Wywiad ukazał się 7 października w gliwickim wydaniu Gazety Miejskiej

Wywiad ukazał się 7 października w gliwickim wydaniu Gazety Miejskiej

– Jest Pan znany z konsekwentnej krytyki włodarzy Gliwic, ale czy są takie decyzje obecnej władzy, pod którymi podpisałby się też Dariusz Jezierski?

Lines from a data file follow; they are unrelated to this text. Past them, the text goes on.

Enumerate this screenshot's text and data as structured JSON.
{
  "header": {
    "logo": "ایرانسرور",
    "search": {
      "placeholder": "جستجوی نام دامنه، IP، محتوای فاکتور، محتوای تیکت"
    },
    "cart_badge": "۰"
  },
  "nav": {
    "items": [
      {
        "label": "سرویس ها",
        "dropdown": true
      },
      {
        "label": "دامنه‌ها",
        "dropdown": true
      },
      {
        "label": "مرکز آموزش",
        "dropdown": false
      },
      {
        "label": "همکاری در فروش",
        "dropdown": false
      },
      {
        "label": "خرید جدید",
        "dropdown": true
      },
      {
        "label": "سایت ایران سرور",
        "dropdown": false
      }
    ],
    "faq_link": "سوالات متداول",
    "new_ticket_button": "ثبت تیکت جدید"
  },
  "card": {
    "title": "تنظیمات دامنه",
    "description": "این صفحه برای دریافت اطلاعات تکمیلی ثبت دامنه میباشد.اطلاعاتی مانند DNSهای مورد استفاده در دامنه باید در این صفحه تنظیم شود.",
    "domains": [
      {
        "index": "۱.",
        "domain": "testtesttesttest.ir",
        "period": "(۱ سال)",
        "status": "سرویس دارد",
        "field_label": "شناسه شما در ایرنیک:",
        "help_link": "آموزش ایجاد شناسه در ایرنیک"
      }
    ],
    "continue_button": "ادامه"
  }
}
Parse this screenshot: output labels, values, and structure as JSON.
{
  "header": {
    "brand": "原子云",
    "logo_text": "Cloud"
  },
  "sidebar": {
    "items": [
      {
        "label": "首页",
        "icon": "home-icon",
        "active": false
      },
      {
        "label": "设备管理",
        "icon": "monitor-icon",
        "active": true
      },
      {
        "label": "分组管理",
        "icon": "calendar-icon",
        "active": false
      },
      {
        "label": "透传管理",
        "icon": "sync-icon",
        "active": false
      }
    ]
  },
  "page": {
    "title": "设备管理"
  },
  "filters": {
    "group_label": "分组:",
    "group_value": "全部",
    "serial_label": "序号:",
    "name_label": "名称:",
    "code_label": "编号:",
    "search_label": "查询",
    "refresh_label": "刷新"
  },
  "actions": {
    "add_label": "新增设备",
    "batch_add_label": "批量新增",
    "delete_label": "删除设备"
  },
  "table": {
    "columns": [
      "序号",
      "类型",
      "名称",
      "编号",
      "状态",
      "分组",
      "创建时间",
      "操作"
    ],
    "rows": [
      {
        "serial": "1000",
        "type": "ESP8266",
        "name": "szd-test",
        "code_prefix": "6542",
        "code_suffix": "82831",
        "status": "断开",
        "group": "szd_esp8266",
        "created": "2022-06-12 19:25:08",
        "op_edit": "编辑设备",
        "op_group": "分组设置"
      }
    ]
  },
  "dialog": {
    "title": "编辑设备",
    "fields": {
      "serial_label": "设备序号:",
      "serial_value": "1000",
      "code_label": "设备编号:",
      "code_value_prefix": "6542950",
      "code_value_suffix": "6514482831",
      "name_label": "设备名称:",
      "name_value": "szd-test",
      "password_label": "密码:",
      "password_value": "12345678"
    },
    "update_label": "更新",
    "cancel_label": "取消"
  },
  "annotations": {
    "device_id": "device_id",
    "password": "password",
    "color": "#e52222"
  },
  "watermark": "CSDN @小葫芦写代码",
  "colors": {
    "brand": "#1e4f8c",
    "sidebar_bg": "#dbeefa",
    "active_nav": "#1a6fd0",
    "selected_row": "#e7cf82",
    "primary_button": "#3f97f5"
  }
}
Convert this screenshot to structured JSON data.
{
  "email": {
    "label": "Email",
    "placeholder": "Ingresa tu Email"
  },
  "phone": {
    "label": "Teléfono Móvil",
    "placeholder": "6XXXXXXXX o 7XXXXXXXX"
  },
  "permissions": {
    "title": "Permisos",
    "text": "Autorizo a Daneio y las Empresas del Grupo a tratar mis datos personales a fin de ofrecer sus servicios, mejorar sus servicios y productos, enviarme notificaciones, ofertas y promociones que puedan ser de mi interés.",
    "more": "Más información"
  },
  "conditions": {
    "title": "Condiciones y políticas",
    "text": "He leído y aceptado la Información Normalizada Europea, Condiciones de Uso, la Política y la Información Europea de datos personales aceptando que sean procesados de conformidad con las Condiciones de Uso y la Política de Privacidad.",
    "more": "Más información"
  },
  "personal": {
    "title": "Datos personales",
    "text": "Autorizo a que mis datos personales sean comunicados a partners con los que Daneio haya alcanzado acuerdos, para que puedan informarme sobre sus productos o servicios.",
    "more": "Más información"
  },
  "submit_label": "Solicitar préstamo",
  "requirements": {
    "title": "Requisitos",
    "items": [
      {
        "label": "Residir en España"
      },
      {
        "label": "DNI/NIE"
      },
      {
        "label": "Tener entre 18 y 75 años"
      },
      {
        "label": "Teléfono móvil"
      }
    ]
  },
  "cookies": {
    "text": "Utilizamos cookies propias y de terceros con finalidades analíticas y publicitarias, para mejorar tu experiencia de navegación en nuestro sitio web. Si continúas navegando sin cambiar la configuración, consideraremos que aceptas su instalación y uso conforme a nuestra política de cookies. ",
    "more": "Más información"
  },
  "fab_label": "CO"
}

– Wbrew temu co może wynikać z rzeczywiście krytycznych publikacji, są w Gliwicach rozwiązania, które trzeba pochwalić. Miasto nie znajduje się w złej sytuacji i jest to efektem zwłaszcza pierwszej dekady prezydentury Zygmunta Frankiewicza. Pewne rozwiązania w infrastrukturze czy inwestycjach (np. strefa ekonomiczna) należy uznać za koło zamachowe, które rozpędziło Gliwice. Ale tak jak nie ma perpetuum mobile w fizyce, tak nie ma w gospodarce. Od dłuższego czasu „jedziemy” już tylko na oparach tego rozpędu. Stąd między innymi bierze się moja krytyka.

– Kampania wyborcza to spore wymagania finansowe – nie boi się Pan, że przy ograniczonych środkach, Pana przekaz może nie dotrzeć do wyborców?

Wywiad z Borysem Budką

Wywiad z Borysem Budką

– Wierzę mocno, że ilość rozklejonych plakatów można zastąpić ilością przechodzonych kilometrów i godzin przegadanych z mieszkańcami. Postawiłem sobie wysoko poprzeczkę – krytykując różne aspekty zarządzania miastem, nie mogę zaproponować półśrodków i zdaję sobie sprawę, że moim głównym zadaniem jest przekonanie wyborców do zaproponowanych rozwiązań poprzez kontakt bezpośredni.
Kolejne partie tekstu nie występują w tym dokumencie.